The coronavirus, Covid-19, has been officially designated a notifiable disease in Ireland.
On foot of an order signed on Thursday by the Minister for Health Simon Harris doctors will be obliged to routinely notify the HSE when a case of Covid-19 is diagnosed.
The Department of Health is also understood to be looking at bringing the condition under legislation that would allow for a person with the virus to be detained and isolated.
The HSE said on Thursday that there was no confirmed case of Covid 19 in Ireland at present.

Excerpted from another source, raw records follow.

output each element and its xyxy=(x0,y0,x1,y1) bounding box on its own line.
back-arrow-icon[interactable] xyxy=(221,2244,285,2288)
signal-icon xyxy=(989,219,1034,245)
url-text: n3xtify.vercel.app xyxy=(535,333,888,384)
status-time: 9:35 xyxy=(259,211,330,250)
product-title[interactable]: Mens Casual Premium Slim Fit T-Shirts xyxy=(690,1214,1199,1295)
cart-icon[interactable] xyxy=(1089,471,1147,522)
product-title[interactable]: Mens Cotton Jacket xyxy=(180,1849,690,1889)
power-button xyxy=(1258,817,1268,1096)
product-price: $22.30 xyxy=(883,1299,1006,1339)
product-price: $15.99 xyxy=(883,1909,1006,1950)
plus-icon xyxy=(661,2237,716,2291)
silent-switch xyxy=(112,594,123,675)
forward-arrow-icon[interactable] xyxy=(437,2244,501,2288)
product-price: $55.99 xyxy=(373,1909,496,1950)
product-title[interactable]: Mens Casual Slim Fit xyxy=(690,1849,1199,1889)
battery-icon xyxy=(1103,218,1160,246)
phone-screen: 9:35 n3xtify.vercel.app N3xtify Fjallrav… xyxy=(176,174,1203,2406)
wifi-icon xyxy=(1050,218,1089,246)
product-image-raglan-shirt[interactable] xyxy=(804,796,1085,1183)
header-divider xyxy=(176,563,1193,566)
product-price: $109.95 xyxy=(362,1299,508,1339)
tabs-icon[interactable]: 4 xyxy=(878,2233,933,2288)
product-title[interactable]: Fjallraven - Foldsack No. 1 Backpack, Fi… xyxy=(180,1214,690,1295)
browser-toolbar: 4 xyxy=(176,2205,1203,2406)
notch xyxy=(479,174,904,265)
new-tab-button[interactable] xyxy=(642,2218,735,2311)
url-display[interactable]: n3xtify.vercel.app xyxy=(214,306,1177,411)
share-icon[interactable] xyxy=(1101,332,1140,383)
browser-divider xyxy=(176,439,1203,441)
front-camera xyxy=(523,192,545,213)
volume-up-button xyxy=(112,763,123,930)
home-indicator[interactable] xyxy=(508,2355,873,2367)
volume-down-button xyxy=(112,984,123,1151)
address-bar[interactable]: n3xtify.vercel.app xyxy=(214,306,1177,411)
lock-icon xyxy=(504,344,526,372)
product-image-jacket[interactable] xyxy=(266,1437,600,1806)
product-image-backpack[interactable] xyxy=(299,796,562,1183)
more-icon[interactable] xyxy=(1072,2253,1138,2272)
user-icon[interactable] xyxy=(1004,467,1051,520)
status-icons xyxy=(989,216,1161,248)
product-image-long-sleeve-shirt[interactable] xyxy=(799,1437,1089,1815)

Some 78 people had been tested for the virus up to last Monday.
Speaking after signing the order making Covid 19 a notifiable disease, Mr Harris said: “Ireland is well positioned to detect and respond to a case of the Covid-19 (coronavirus) that might arise here. This measure, to include Covid-19 on the list of notifiable diseases, is common practice when dealing with a newly emerging infectious disease. This was also done for the SARS epidemic in 2002.”

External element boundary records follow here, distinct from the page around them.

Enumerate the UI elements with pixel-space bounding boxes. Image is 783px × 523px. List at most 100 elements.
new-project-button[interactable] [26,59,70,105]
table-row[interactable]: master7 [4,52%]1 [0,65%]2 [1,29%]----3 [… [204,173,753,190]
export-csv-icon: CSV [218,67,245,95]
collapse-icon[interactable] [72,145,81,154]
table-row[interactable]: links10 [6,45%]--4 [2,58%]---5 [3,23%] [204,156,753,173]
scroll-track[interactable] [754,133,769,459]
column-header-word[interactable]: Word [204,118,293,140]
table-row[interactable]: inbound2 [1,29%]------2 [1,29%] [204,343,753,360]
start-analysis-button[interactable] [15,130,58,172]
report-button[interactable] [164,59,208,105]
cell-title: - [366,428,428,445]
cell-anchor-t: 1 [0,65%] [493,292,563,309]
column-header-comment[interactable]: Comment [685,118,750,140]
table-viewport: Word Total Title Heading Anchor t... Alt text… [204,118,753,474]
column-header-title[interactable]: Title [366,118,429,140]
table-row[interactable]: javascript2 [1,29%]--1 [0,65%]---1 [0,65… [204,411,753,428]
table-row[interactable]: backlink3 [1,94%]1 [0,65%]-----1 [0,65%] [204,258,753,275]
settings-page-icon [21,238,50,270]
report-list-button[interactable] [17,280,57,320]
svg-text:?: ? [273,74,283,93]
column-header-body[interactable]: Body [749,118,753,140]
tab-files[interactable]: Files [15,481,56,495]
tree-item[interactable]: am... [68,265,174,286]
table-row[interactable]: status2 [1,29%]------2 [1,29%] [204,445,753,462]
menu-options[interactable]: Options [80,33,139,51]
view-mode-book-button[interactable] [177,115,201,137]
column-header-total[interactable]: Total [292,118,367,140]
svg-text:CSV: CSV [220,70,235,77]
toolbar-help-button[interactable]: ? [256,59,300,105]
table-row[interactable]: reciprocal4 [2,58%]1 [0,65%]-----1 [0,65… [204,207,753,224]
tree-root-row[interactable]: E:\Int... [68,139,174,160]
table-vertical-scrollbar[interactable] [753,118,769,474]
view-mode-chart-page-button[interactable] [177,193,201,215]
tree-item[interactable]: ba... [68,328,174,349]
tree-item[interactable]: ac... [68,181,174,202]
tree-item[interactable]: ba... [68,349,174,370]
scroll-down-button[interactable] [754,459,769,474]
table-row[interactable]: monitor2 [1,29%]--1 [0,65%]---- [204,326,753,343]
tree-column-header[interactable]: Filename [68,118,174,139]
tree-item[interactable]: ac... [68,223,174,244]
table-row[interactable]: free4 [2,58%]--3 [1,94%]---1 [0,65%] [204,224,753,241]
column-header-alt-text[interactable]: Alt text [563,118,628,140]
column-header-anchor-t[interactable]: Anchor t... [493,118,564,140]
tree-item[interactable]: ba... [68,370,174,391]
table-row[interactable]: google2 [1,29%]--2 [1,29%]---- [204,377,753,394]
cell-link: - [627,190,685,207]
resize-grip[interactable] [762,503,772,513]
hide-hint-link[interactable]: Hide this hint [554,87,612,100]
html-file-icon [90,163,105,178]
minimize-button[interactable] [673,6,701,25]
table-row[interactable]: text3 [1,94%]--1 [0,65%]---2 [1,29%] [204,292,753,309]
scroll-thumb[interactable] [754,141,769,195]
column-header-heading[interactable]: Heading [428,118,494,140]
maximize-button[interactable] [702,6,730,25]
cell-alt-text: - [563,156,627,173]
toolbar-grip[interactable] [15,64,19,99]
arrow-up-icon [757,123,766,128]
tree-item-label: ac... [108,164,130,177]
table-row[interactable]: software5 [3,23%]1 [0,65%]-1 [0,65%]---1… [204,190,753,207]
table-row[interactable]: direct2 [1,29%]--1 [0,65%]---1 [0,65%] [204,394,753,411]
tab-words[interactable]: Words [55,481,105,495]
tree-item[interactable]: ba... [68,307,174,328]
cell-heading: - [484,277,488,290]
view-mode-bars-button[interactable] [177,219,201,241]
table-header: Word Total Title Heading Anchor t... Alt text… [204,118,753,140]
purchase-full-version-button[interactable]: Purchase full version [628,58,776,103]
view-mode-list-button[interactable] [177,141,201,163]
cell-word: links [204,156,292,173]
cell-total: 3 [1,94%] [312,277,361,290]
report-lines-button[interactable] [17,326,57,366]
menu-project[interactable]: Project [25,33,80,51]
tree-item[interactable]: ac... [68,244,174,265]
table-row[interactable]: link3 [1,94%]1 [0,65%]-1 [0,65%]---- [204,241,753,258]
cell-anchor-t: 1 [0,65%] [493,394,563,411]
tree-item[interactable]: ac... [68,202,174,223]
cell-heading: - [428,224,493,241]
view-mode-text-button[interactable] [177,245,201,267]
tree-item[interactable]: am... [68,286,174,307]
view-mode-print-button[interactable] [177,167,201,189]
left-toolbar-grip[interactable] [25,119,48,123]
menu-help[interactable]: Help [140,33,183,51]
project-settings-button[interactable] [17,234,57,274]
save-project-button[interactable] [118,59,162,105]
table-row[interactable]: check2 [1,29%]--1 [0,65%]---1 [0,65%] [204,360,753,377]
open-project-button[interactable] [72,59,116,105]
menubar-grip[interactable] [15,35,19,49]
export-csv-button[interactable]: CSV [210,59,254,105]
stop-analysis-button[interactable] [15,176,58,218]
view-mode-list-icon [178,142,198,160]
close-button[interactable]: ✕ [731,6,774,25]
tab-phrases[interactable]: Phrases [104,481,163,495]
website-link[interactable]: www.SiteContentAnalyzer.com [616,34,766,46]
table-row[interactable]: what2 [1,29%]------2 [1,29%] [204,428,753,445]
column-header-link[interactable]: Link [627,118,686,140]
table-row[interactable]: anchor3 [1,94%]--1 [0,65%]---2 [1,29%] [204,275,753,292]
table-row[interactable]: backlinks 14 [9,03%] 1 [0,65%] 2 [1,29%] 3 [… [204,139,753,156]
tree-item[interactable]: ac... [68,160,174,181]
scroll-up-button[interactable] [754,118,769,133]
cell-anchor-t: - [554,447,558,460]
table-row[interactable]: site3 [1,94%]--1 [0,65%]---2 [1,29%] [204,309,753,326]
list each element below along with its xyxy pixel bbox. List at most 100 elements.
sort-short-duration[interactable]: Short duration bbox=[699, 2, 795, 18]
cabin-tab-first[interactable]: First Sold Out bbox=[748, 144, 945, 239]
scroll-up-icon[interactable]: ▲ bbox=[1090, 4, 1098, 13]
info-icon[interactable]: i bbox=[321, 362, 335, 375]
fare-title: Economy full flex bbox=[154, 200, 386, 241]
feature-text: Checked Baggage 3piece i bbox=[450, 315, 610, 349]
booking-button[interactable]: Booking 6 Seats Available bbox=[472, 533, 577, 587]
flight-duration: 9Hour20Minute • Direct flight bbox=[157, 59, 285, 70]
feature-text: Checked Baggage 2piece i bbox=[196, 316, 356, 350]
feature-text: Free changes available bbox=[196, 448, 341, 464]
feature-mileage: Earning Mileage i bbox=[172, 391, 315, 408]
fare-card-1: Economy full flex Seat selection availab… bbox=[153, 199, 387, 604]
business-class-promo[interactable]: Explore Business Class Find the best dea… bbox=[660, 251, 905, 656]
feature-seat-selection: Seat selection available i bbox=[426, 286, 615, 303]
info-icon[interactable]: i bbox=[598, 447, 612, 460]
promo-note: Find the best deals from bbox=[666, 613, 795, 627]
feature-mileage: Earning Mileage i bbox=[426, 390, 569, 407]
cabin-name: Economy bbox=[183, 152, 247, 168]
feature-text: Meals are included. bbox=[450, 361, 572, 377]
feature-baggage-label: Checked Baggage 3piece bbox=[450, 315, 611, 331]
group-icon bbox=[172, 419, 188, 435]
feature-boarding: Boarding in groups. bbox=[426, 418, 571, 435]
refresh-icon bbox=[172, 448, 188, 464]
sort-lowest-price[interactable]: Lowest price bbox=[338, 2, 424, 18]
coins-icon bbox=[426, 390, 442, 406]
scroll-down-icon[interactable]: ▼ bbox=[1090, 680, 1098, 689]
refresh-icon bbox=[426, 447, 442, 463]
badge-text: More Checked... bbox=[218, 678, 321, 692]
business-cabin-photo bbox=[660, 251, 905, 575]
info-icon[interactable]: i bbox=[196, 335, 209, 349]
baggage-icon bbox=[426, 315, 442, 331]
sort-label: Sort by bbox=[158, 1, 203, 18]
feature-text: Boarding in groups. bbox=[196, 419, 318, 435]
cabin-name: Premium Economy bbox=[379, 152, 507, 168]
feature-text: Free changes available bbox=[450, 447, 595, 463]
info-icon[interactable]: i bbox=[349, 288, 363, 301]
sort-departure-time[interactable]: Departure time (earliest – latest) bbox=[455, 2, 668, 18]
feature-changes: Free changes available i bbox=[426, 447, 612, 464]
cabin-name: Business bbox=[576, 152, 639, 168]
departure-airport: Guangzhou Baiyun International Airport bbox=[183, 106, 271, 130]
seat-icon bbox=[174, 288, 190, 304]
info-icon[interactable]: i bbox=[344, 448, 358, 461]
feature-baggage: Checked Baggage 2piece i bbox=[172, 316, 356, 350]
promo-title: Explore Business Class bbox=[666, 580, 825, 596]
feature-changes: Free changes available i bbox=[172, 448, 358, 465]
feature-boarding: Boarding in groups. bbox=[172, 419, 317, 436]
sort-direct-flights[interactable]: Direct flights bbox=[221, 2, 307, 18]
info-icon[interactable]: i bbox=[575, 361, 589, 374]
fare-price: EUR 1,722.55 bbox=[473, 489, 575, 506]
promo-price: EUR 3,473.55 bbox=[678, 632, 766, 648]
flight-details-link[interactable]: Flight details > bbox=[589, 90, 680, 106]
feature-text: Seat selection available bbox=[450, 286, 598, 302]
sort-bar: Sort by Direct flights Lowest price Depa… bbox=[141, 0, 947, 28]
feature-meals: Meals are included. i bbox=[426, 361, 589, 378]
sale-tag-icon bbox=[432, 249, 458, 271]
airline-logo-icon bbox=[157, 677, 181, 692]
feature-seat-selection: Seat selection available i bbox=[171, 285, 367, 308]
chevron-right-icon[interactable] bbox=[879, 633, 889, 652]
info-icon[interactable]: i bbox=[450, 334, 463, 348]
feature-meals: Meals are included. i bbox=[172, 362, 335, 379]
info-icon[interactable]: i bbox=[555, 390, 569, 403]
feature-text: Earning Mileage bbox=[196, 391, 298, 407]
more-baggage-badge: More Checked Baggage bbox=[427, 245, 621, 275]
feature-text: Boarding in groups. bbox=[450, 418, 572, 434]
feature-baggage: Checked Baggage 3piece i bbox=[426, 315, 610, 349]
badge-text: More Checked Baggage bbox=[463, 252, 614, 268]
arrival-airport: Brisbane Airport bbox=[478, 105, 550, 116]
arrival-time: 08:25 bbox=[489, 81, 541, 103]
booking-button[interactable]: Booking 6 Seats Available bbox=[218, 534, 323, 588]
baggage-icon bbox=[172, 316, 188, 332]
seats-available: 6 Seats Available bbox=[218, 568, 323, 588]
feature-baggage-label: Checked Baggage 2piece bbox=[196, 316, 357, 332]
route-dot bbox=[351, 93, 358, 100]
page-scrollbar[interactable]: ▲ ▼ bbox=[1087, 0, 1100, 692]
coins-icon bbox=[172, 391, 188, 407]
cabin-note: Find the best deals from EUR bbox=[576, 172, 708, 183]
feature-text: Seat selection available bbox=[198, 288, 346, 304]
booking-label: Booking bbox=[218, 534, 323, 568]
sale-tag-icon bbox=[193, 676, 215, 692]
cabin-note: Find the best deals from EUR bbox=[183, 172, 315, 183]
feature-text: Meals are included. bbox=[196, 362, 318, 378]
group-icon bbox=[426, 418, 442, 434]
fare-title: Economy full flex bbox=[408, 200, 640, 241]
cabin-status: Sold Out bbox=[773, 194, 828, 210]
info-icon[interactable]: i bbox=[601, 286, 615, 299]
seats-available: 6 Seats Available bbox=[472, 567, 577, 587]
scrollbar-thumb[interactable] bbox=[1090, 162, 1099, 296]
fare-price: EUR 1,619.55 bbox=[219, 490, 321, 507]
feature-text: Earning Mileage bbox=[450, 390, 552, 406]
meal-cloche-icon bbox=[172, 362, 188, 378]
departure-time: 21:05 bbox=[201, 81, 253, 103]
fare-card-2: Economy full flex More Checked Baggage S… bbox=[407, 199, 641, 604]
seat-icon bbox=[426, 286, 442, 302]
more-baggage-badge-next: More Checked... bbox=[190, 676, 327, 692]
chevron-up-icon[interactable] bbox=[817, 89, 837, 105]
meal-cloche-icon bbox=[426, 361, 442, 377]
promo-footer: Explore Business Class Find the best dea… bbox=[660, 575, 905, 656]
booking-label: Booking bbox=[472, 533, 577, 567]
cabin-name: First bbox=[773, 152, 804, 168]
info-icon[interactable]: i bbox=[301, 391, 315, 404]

The Department of Health chief medical officer Dr Tony Holohan said: "Ireland's public health response to Covid-19 remains unchanged. We are in a containment phase. Anyone returning from China in the last 14 days, and experiencing symptoms associated with Covid-19 (coronavirus), is instructed to self- isolate and contact the health service via phone or email."
Evolving situation
At a HSE briefing on Thursday Dr Sarah Doyle said Covid-19 was a new virus and that the situation was evolving with a lot still unknown.

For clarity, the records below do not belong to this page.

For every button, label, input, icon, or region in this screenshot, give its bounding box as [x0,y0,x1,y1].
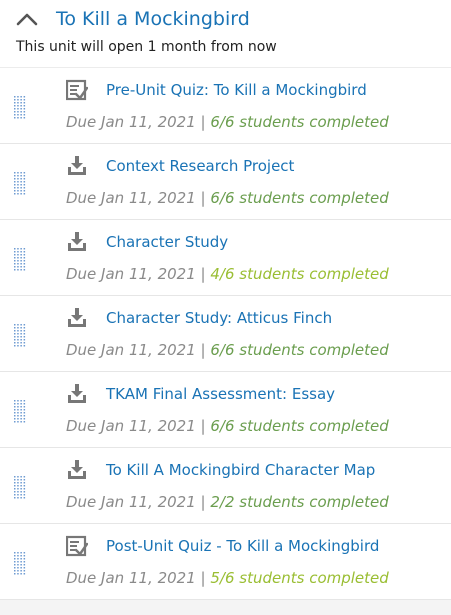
meta-separator: | [200,341,206,359]
completion-status: 6/6 students completed [210,189,389,207]
chevron-up-icon[interactable] [14,8,40,30]
assignment-row-4[interactable]: Character Study: Atticus Finch Due Jan 1… [0,296,451,372]
assignment-title[interactable]: Post-Unit Quiz - To Kill a Mockingbird [106,536,379,556]
due-date: Due Jan 11, 2021 [66,113,196,131]
assignment-row-6[interactable]: To Kill A Mockingbird Character Map Due … [0,448,451,524]
meta-separator: | [200,265,206,283]
drag-handle-icon[interactable] [13,475,27,499]
drag-handle-icon[interactable] [13,323,27,347]
download-icon [66,231,88,253]
completion-status: 6/6 students completed [210,417,389,435]
assignment-row-1[interactable]: Pre-Unit Quiz: To Kill a Mockingbird Due… [0,67,451,144]
drag-handle-icon[interactable] [13,551,27,575]
meta-separator: | [200,189,206,207]
meta-separator: | [200,113,206,131]
assignment-meta: Due Jan 11, 2021 | 4/6 students complete… [66,264,389,284]
list-footer-band [0,600,451,615]
assignment-row-5[interactable]: TKAM Final Assessment: Essay Due Jan 11,… [0,372,451,448]
download-icon [66,307,88,329]
due-date: Due Jan 11, 2021 [66,493,196,511]
assignment-title[interactable]: Character Study [106,232,228,252]
unit-title[interactable]: To Kill a Mockingbird [56,6,250,32]
assignment-title[interactable]: Pre-Unit Quiz: To Kill a Mockingbird [106,80,367,100]
quiz-icon [65,535,89,557]
unit-open-status: This unit will open 1 month from now [16,39,277,55]
assignment-row-3[interactable]: Character Study Due Jan 11, 2021 | 4/6 s… [0,220,451,296]
quiz-icon [65,79,89,101]
assignment-title[interactable]: To Kill A Mockingbird Character Map [106,460,375,480]
due-date: Due Jan 11, 2021 [66,417,196,435]
completion-status: 6/6 students completed [210,341,389,359]
completion-status: 6/6 students completed [210,113,389,131]
assignment-list: Pre-Unit Quiz: To Kill a Mockingbird Due… [0,67,451,600]
completion-status: 5/6 students completed [210,569,389,587]
assignment-title[interactable]: Context Research Project [106,156,294,176]
assignment-title[interactable]: TKAM Final Assessment: Essay [106,384,335,404]
completion-status: 2/2 students completed [210,493,389,511]
due-date: Due Jan 11, 2021 [66,189,196,207]
meta-separator: | [200,493,206,511]
download-icon [66,383,88,405]
download-icon [66,155,88,177]
assignment-meta: Due Jan 11, 2021 | 5/6 students complete… [66,568,389,588]
drag-handle-icon[interactable] [13,95,27,119]
meta-separator: | [200,569,206,587]
due-date: Due Jan 11, 2021 [66,341,196,359]
assignment-meta: Due Jan 11, 2021 | 6/6 students complete… [66,188,389,208]
assignment-meta: Due Jan 11, 2021 | 6/6 students complete… [66,112,389,132]
completion-status: 4/6 students completed [210,265,389,283]
drag-handle-icon[interactable] [13,171,27,195]
meta-separator: | [200,417,206,435]
unit-header: To Kill a Mockingbird This unit will ope… [0,0,451,66]
drag-handle-icon[interactable] [13,247,27,271]
assignment-meta: Due Jan 11, 2021 | 2/2 students complete… [66,492,389,512]
assignment-meta: Due Jan 11, 2021 | 6/6 students complete… [66,416,389,436]
assignment-title[interactable]: Character Study: Atticus Finch [106,308,332,328]
assignment-row-7[interactable]: Post-Unit Quiz - To Kill a Mockingbird D… [0,524,451,600]
download-icon [66,459,88,481]
assignment-row-2[interactable]: Context Research Project Due Jan 11, 202… [0,144,451,220]
drag-handle-icon[interactable] [13,399,27,423]
due-date: Due Jan 11, 2021 [66,265,196,283]
due-date: Due Jan 11, 2021 [66,569,196,587]
assignment-meta: Due Jan 11, 2021 | 6/6 students complete… [66,340,389,360]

However she said: “You are extremely unlikely to catch novel coronavirus 19 from someone in Ireland at present”.
“If there is a case in Ireland in the future, health professionals will contact anyone who has been in close contact with the infected person to give information and advice.”
She said that Ireland and Europe were currently in the containment phase of control in relation to the current coronavirus outbreak.
“A strategy of containment is likely to continue following the importation of the first cases of coronavirus 19 into Ireland, if they occur. This would be appropriate if the number of introductions remains limited and there is no sustained community transmission of the virus or transmission only within sporadic contained clusters.
Dr Doyle said the issue of isolating or detaining of people with particular infectious conditions was covered by the 1947 Health Act. She said these provisions applied to a narrow number of infections such as TB. She said she understood the new virus would be added to that list but that the provisions of the legislation would only be used as a last resort.